In a relatively rare reversal of Supreme Court’s CPLR 3101 dismissal of a legal malpractice case, the Appellate Division, Second Department reversed and remanded Kowalski v Gold Benes, LLP 2024 NY Slip Op 05967 Decided on November 27, 2024.
“The plaintiffs commenced this action to recover damages for legal malpractice against the defendants. The plaintiffs alleged, among other things, that they retained the defendants to represent them in an action to recover damages for personal injuries the plaintiff Colin D. Kowalski allegedly sustained in a motor vehicle accident (hereinafter the underlying action) and that due to the defendants’ failures to pursue a theory based on a violation of Vehicle and Traffic Law § 509(3), the plaintiffs were not able to obtain a verdict in their favor in the underlying action. The defendants moved pursuant to CPLR 3211(a) to dismiss the complaint. In an order entered May 25, 2022, the Supreme Court granted the defendants’ motion.

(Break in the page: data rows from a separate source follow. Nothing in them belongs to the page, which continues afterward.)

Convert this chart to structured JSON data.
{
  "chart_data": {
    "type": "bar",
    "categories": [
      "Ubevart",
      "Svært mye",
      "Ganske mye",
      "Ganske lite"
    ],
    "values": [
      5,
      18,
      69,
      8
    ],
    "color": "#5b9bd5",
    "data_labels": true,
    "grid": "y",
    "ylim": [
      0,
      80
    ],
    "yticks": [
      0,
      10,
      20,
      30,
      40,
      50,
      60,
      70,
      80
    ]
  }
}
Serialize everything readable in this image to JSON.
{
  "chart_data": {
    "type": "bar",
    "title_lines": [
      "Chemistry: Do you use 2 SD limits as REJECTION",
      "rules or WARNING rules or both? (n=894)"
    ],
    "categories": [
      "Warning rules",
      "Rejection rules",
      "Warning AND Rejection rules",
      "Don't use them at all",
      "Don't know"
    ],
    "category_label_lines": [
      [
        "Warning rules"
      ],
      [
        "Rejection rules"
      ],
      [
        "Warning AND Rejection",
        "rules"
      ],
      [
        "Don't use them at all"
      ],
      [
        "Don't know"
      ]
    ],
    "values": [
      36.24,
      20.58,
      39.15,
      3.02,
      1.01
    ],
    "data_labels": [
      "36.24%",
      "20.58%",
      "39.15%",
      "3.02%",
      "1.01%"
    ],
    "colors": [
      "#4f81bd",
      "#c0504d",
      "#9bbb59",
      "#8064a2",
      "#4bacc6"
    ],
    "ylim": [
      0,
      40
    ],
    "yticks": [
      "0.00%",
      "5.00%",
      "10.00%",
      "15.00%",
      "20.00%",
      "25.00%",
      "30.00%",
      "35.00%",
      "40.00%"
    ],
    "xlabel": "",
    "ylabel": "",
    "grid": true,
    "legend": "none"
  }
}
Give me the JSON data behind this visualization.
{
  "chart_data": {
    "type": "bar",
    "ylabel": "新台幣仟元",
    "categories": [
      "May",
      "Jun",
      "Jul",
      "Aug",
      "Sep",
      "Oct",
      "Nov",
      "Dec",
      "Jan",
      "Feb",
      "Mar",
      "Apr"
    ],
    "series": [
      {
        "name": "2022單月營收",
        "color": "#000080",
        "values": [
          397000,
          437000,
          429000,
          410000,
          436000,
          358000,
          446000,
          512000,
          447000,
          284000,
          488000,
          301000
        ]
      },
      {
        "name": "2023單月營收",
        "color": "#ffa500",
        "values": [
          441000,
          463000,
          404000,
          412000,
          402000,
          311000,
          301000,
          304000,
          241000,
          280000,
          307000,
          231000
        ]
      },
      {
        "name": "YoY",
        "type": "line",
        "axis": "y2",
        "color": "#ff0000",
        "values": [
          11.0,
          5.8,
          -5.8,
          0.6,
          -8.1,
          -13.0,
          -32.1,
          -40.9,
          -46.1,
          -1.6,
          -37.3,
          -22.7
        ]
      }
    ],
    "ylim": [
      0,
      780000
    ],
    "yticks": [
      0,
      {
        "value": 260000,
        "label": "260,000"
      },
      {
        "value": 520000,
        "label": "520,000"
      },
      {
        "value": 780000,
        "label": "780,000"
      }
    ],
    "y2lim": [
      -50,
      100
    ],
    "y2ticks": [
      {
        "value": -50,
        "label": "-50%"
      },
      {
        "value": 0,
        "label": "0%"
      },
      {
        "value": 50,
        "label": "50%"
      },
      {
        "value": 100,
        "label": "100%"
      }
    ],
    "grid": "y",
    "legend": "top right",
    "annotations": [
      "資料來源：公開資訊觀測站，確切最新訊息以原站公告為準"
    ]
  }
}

The plaintiffs appeal.’
“To state a cause of action to recover damages for legal malpractice, “a plaintiff must allege that the attorney failed to exercise the ordinary reasonable skill and knowledge commonly possessed by a member of the legal profession and that the attorney’s breach of this duty proximately [*2]caused plaintiff to sustain actual and ascertainable damages” (Lam v Weiss, 219 AD3d 713, 716 [alterations and internal quotation marks omitted]; see Marinelli v Sullivan Papain Block McGrath & Cannavo, P.C., 205 AD3d at 716). “To establish causation, a plaintiff must show that he or she would have prevailed in the underlying action or would not have incurred any damages but for the attorney’s negligence” (Mackey Reed Elec., Inc. v Morrone & Assoc., P.C., 125 AD3d 822, 823; see Lam v Weiss, 219 AD3d at 716). “A plaintiff is not obligated to show, on a motion to dismiss, that it actually sustained damages” (Mackey Reed Elec., Inc. v Morrone & Assoc., P.C., 125 AD3d at 823). “Whether the complaint will later survive a motion for summary judgment, or whether the plaintiff will ultimately be able to prove its claims, of course, plays no part in the determination of a prediscovery CPLR 3211 motion to dismiss” (Churong Liu v Gabbay, 219 AD3d 459, 460 [internal quotation marks omitted]; see Maursky v Latham, 219 AD3d 473, 474-475).
Here, the Supreme Court erred in granting dismissal of the complaint pursuant to CPLR 3211(a)(7). Accepting the allegations in the complaint as true and according the plaintiffs the benefit of every possible favorable inference, the complaint states a cause of action for legal malpractice (see Ofman v Tenenbaum Berger & Shivers, LLP, 217 AD3d 960, 962). In the underlying action, the jury found that the non-settling defendant was not negligent. There is no dispute that the defendants herein did not present any evidence to support a negligence per se theory.
Accordingly, the Supreme Court should have denied the defendants’ motion pursuant to CPLR 3211(a) to dismiss the complaint.”